“a ton of these type of messagizzles”

  2005-09-15


The following e-mail just dropped into my inbox via the clamsmtp-users mailing list: (I italicized the best bits for you)

Hey dudens!

I had a problem with this thing that I’ve fixed myself and now I am going to do the gracious thing and give back to those who have given me so much for so little for a change!

Given my experience with viruses (I am the fellow who identified with W32.ssl.B virus last year that probably saved people countless billions of dollars in down time) I decided that now would be a good time to get some anti-virus going at the bank that I work for! So I set out to find some free thingy that would do what I need for free so that way I don’t have to pay somebody for something and I can get away with it without them noser sons of bizatcheez from the SPA poking their beaks into my business! LLOSLLS!!!

So, I was using the ClamSTMP here on a BSD to our Exchange 2000 server. I noticed that about 4 out of 5 emails (or more) were getting lost somewhere in the bit bucket. I put a clamspmtd into snooper mode and noticed a ton of these type of messagizzles popping onto my box’s scope:

clamsmtpd: 100013: CLIENT: network read operation timed out

So what the hecker?!! So I went to the toilet and after a bit of staring at my log I thought that these connections that were timing out were always connections that, instead of the DATA command, were using some goofballing proprietary Exchange extension to the SMTP command set! Score one for Microstof for scooping our their shorts and tossing it our way:

clamsmtpd: 100013: CLIENT < XEXCH50 1912 2 clamsmtpd: 100013: SERVER > XEXCH50 1912 2

clamsmtpd: 100013: SERVER < 354 Send binary data clamsmtpd: 100013: CLIENT > 354 Send binary data

I also saw this after the EHLO command to list capabilities:

clamsmtpd: 100013: SERVER < 250-XEXCH50 clamsmtpd: 100013: CLIENT > 250-XEXCH50

So, I modified smtppass.c (I am not a C programmer at all, but I did manage to make this fat lady sing like the crazy tart she really is just ask the CEO here at the bank because shes good at making them women sing like daisies if you catch my wind). And here is my diff so you can cut and paste into your own code to solve this glaring, overlooked problem:

112a113

#define ESMTP_XEXCH50 “XEXCH50”

1043a1045

is_first_word(p, ESMTP_XEXCH50, KL(ESMTP_XEXCH50)) ||

This adds XEXCH50 to the list of filtered commands! After doing this, the sending MTA’s never use XEXCH50 as it is not listed as a capability for your proxied Exchange server and so they will use the standard goodie DATA command instead!

So you can all thank me now for this patch.

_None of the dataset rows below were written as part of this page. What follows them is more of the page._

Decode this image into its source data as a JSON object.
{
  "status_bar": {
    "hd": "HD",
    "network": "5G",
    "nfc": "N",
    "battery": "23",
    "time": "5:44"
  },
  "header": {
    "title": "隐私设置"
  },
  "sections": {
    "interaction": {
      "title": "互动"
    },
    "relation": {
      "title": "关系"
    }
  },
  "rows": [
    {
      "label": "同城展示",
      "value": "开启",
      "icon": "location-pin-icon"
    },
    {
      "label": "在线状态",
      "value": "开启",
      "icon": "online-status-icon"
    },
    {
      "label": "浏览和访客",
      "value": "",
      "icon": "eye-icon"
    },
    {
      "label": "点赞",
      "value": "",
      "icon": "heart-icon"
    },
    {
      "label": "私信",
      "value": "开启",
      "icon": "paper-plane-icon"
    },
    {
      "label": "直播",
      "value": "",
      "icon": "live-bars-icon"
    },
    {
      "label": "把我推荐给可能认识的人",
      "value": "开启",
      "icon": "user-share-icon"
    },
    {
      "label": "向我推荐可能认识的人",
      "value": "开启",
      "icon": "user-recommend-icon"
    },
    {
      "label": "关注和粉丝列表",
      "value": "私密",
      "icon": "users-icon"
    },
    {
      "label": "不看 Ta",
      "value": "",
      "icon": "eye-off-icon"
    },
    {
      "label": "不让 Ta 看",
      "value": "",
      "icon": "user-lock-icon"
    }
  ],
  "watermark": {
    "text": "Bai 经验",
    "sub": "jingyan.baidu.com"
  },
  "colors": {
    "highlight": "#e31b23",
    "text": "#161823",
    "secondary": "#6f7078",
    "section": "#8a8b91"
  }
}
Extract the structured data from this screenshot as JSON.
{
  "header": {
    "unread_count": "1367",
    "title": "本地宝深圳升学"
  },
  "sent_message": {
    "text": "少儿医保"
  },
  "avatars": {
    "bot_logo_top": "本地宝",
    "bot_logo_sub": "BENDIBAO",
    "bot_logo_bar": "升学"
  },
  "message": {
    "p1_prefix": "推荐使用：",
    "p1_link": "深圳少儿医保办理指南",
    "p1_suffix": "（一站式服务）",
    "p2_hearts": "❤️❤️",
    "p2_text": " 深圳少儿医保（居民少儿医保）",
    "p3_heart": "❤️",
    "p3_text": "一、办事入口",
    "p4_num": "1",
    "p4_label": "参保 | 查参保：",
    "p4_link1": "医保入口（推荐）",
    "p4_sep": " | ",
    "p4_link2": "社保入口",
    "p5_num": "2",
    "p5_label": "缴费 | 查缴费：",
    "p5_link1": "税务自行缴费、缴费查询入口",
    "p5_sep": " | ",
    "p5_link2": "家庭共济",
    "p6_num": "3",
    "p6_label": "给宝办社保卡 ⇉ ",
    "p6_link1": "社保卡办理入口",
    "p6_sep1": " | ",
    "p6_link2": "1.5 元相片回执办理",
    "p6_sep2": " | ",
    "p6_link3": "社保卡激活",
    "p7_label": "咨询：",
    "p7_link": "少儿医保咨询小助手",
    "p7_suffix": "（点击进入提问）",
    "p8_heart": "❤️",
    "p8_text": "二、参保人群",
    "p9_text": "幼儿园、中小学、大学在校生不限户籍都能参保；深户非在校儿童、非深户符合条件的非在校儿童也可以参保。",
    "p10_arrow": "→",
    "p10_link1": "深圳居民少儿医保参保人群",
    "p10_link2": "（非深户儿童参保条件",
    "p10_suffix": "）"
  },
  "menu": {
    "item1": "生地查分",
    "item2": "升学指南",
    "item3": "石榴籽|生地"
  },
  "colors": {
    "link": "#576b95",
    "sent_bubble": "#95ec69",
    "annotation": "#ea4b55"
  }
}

I am sure a lot of you folks out there were having this problem and I am glad you are appreciative even if you will never admit it!

P.S. Check out my bloglog http://www.bilano.biz/ and you can read about the W32.ssl.b virus! It is very good…

——–

Mr. Billy B. Bilano, MSCE, CCNA

http://www.bilano.biz/

Expert Sysadmin Since 2003!

‘C:\WINDOWS, C:\WINDOWS\GO, C:\PC\CRAWL’ — RMS

And no, Mr. Billy “Expert Sysadmin Since 2003” B. Bilano, I do not catch your wind.

PS – Nate Nielsen, the developer of clamsmtp, was very professional in his response and it looks like this code will be integrated into the next release.